Largou a navalha, colocou-a sobre a pia do banheiro, caminhou até a sala e sentou-se à direita de seu pai, que dormia ereto no sofá. Desistiu por um instante de obedecer ao que mandava seu corpo e resolveu ser dono de sua mente, pelo menos pelo tempo que conseguisse. Encarou por um longo tempo a cabeça gorda de seu progenitor, que mantinha a boca entreaberta e roncava baixinho. A televisão estava ligada, passava a reprise do jornal da meia-noite em um volume baixo, já eram quase duas da madrugada. Não conseguia dormir naquela noite. Desde a última vez que acordara, sentia como se a realidade não passasse de uma máscara daquelas que tampam os olhos para dormir, só que com o macabro efeito inverso, como se vestisse uma máscara de realidade enquanto estava, na verdade, dormindo.

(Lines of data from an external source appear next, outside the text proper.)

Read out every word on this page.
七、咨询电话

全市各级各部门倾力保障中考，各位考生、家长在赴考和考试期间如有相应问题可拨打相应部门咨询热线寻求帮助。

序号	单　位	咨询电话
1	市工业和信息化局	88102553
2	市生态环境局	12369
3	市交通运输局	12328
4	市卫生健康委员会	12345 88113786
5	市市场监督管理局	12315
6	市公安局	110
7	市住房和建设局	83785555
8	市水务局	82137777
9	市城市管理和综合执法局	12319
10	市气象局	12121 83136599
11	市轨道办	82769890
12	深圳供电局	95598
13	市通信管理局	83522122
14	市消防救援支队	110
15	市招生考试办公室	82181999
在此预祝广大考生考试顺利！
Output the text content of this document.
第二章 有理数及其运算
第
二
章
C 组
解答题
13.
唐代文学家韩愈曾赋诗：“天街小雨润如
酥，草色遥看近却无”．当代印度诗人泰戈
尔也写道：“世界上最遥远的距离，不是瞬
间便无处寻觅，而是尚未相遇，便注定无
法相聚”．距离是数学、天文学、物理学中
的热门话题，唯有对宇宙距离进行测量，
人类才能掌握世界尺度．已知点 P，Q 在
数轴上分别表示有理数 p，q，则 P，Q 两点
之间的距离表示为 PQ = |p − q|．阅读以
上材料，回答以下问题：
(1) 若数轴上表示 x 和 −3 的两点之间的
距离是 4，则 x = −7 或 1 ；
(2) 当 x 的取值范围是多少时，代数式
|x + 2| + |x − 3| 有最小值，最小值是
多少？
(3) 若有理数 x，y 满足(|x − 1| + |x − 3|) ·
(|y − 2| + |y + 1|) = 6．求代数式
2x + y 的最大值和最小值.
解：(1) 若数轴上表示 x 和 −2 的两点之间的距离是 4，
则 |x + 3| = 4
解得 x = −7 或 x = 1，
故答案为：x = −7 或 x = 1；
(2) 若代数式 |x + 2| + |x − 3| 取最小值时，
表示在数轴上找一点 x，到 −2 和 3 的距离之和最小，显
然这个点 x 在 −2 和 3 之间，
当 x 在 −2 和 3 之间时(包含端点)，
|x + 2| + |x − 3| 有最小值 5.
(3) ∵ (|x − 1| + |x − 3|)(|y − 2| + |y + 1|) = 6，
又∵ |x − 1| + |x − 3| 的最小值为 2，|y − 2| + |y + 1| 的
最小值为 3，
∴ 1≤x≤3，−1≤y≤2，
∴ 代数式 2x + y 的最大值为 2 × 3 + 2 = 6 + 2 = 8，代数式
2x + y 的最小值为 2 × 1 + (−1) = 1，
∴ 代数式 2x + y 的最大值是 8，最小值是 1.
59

Desconcentrou-se de sua incursão contemplativa sobre o rosto de seu pai quando ouviu um barulho vindo da cozinha, de onde se originava uma fonte de luz branca e fria que ajudava a iluminar a sala. Era uma louça molhada no escorredor que havia deslizado. Foi até lá. Sentiu como se não pertencesse àquele lugar. Há um tempo vinha tendo o mesmo sentimento em relação a qualquer outro lugar em que estivesse, a qualquer momento. Ao mesmo tempo em que se sentia preso, enclausurado, também sentia como se não houvesse chão nem paredes ao seu redor.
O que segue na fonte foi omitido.